#OpenEurope : Frontières des égoïsmes aveugles refermés sur eux-mêmes

Sic transit gloria mundiQuand on parle de frontières, on parle d’États, on parle de nations mais, surtout, on parle d’étrangers à ces nations. Dans toutes les doctrines politiques, dans tous les dogmes religieux les ennemis de l’unité de l’Homme ont toujours fermé les frontières entre les clans, entre les « races » et les groupes sociaux. Sic transit gloria Mundi…

Pourtant, à l’heure où l’Europe reste à court de solutions face à l’arrivée massive de migrants, l’ouverture de nos frontières serait la solution la plus avantageuse pour tous. Voici pourquoi. En quatorze ans, 40 000 hommes, femmes et enfants sont morts aux portes de nos frontières. Pour la seule année 2014, près de 3 500 personnes se sont noyées dans la Méditerranée, devenue le charnier de l’Europe, destination la plus dangereuse pour tous les migrants.

Comme l’affirment l’anthropologue Michel Agier (directeur de l’Institut de Recherche pour le Développement, directeur d’études à l’EHESS) et le politologue François Gemenne (enseignant aux universités de Liège et Versailles, directeur général du programme Politiques de la Terre à Sciences-Po) : « il est aujourd’hui plus juste et plus rationnel d’ouvrir nos frontières » plutôt que les maintenir scellées. Fermer les frontières ne sert à rien. C’est une question de bon sens et il est absurde de vouloir résister aux migrations, c’est un fait social de notre époque. Les humains ne choisissent pas de migrer ou de rester parce qu’une frontière est ouverte ou fermée. Or ces bouleversements n’ont rien de nouveau. De tout temps, les peuples ont connu de tels bouleversements, et à cette échelle.

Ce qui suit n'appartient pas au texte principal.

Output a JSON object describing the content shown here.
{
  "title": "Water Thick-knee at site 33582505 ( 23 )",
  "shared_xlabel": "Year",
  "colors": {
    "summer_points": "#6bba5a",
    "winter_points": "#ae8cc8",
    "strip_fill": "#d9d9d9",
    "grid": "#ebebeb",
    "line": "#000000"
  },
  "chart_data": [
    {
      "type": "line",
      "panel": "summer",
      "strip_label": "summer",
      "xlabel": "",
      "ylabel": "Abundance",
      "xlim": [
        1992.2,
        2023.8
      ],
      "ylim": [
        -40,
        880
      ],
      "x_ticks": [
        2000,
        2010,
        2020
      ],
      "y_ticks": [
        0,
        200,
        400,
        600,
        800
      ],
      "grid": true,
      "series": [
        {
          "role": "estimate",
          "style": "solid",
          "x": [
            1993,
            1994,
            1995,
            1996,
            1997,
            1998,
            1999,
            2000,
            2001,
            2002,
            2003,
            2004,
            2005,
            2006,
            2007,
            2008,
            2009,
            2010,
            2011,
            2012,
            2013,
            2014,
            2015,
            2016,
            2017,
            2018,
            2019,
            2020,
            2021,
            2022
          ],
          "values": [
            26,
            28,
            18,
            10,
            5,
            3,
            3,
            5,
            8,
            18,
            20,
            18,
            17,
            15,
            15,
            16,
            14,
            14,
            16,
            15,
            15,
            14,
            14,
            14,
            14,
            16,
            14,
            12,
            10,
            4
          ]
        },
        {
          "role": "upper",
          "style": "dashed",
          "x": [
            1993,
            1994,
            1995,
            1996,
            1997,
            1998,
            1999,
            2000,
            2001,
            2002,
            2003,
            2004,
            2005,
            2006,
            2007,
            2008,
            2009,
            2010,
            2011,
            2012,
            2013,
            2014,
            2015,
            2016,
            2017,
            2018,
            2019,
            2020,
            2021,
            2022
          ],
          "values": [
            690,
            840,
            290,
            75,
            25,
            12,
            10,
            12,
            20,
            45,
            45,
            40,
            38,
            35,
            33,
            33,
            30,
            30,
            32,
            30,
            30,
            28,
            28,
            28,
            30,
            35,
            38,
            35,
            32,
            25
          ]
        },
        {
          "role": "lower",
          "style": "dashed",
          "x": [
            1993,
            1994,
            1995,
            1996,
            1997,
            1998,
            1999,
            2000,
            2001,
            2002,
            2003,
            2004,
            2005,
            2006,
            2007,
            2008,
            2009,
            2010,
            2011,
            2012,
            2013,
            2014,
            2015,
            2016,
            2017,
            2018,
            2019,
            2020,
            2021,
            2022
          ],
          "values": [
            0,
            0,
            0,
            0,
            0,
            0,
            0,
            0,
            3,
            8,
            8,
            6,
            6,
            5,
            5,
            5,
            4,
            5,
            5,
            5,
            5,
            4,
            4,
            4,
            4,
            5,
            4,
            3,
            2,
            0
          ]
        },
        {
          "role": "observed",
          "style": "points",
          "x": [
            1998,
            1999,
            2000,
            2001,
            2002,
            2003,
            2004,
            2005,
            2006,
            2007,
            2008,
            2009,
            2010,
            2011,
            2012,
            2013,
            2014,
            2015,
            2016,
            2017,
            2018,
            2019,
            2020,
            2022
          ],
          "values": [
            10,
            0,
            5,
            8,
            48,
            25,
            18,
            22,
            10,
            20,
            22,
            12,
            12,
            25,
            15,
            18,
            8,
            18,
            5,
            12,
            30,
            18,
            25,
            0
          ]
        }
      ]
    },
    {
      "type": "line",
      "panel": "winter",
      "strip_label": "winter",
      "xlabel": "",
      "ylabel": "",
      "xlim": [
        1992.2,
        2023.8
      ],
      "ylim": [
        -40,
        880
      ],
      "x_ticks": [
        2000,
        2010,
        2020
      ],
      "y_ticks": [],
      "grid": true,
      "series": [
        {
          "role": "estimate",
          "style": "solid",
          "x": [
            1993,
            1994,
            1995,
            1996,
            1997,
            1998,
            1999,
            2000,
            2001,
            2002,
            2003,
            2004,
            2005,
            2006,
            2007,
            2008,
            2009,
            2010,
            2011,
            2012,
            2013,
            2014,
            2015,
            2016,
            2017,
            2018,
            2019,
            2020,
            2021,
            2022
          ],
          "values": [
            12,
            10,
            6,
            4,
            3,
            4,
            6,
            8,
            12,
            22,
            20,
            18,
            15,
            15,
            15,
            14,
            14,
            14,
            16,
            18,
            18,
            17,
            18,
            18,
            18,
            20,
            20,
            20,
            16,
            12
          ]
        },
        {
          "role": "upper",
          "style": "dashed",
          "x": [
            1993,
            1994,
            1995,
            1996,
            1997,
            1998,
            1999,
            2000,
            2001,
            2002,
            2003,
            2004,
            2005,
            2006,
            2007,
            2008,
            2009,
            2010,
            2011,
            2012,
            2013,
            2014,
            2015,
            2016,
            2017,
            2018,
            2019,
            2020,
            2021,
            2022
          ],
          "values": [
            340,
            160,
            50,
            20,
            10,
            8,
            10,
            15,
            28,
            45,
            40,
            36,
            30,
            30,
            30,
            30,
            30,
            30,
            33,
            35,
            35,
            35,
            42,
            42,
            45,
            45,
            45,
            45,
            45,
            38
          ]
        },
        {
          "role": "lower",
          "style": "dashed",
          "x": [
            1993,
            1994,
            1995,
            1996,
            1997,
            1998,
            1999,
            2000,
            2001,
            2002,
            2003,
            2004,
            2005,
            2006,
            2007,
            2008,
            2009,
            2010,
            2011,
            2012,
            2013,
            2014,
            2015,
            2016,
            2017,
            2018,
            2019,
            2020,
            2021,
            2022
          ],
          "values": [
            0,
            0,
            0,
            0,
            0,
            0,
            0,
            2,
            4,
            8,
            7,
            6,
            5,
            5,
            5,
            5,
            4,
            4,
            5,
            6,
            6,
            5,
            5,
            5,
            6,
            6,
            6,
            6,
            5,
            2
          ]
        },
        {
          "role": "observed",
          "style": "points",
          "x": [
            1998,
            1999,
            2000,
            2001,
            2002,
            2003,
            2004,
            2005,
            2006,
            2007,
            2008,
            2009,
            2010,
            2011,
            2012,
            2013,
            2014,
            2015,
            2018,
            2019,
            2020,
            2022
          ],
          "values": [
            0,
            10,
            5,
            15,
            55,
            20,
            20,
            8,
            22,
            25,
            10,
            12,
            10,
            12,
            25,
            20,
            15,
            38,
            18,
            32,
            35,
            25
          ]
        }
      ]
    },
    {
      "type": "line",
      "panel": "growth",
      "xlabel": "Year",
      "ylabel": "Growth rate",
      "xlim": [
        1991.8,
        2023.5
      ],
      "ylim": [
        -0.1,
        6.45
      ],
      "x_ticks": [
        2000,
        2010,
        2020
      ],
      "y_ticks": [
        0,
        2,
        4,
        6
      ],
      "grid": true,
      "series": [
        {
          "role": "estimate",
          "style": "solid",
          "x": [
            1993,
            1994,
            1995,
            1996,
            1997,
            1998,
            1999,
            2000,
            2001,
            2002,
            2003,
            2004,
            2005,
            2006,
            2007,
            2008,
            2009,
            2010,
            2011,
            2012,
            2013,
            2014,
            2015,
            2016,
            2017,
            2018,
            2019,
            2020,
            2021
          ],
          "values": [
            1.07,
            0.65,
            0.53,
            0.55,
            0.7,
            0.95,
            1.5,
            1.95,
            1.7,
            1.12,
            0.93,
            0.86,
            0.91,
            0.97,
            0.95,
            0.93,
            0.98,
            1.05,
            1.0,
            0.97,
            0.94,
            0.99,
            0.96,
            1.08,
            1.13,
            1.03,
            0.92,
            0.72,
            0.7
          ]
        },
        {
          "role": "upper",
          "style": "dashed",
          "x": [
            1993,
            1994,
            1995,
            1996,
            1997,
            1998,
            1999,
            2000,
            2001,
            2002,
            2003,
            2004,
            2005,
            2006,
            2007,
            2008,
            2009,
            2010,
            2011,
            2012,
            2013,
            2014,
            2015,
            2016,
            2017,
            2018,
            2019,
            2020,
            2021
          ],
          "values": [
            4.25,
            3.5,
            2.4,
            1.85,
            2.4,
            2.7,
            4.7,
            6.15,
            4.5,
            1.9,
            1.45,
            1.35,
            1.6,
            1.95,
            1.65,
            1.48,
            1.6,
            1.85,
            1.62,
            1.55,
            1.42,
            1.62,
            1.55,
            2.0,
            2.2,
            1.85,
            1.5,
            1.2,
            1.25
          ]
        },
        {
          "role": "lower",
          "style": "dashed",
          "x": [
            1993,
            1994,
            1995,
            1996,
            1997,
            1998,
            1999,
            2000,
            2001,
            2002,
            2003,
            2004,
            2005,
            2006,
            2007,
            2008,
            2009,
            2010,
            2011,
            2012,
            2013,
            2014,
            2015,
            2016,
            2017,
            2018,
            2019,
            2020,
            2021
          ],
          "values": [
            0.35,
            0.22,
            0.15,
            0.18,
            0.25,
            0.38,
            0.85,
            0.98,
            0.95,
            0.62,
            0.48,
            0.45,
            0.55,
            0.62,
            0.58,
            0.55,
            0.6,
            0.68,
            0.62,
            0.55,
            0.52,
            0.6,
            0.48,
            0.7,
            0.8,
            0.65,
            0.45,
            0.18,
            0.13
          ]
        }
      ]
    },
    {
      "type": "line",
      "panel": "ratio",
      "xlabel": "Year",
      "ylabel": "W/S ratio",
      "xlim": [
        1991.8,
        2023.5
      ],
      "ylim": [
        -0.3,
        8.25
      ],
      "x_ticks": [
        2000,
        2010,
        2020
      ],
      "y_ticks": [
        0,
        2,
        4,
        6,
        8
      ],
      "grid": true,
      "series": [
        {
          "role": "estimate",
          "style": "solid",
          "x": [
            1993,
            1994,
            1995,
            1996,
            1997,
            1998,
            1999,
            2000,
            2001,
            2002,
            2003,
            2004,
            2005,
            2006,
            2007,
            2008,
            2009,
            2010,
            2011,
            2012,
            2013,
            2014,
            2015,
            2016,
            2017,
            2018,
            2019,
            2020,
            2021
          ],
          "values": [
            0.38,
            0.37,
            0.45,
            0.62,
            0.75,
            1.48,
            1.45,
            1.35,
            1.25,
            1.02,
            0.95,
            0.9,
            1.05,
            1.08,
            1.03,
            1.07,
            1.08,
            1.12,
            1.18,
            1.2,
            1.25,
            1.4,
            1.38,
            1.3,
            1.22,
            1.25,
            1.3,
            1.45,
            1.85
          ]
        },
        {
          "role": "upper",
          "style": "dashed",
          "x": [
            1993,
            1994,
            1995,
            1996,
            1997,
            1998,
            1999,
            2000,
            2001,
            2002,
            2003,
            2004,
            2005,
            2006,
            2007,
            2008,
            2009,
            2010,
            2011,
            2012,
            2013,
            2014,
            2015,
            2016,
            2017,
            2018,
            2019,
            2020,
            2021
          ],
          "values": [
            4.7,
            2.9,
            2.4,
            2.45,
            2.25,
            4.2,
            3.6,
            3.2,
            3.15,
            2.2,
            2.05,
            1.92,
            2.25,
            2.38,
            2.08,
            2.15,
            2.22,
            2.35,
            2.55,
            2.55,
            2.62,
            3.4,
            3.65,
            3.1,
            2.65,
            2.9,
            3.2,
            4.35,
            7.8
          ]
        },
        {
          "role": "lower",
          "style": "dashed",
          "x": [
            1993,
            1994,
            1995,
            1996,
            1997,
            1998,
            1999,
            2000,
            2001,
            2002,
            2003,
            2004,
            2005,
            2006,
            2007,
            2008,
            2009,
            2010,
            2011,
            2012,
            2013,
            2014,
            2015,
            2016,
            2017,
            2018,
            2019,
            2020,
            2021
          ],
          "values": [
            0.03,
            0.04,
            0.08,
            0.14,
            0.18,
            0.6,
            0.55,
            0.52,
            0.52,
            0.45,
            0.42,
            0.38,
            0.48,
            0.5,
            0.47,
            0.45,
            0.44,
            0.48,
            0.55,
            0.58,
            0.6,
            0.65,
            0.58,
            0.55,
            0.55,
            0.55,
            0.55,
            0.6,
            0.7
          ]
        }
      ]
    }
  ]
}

Le droit de libre circulation est inscrit dans la Déclaration universelle des droits de l’homme. C’est une question d’égalité et de liberté. C’est la fermeture des frontières qui créent les privilèges des uns et les inégalités entre les peuples. Le monde est devenu un village global, dans lequel chacun peut entrer en contact avec l’Autre. Il est inconcevable, aujourd’hui, qu’une région du Monde demeure « protégée » et fermée aux autres, cantonnés dans ses clivages et ses réflexes archaïques. Les dirigeants de nos États, comme ceux des grands courants spirituels doivent acquérir un langage neuf, un langage porteur des rêves et des espérances de chacun. De plus, aucune enquête n’a prouvé l’existence du fantasme de « l’invasion » tant annoncée. Cet argument, véhiculé par des instances politiques en proie à des passions dévorantes qu’ils se refusent d’analyser, est totalement faux et chimérique. L’opération de sauvetage Mare Nostrum en Italie ou la régularisation des clandestins en situation irrégulière n’a jamais provoqué d’augmentation soudaine de l’immigration. Cela a simplement permis de réconcilier les migrants entre leur pays de départ et de destination. Alors pourquoi les migrations dérangent-elles à ce point nos habitudes ? Parce que les frontières parlent de nations… mais surtout d’étrangers. Les nations sont égoïstes et l’État est l’instrument de cet individualisme, de cet ingrat amour de soi. L’étranger est accusé d’apporter l’égoïsme de sa patrie, et nous de lui opposer la vanité de la nôtre.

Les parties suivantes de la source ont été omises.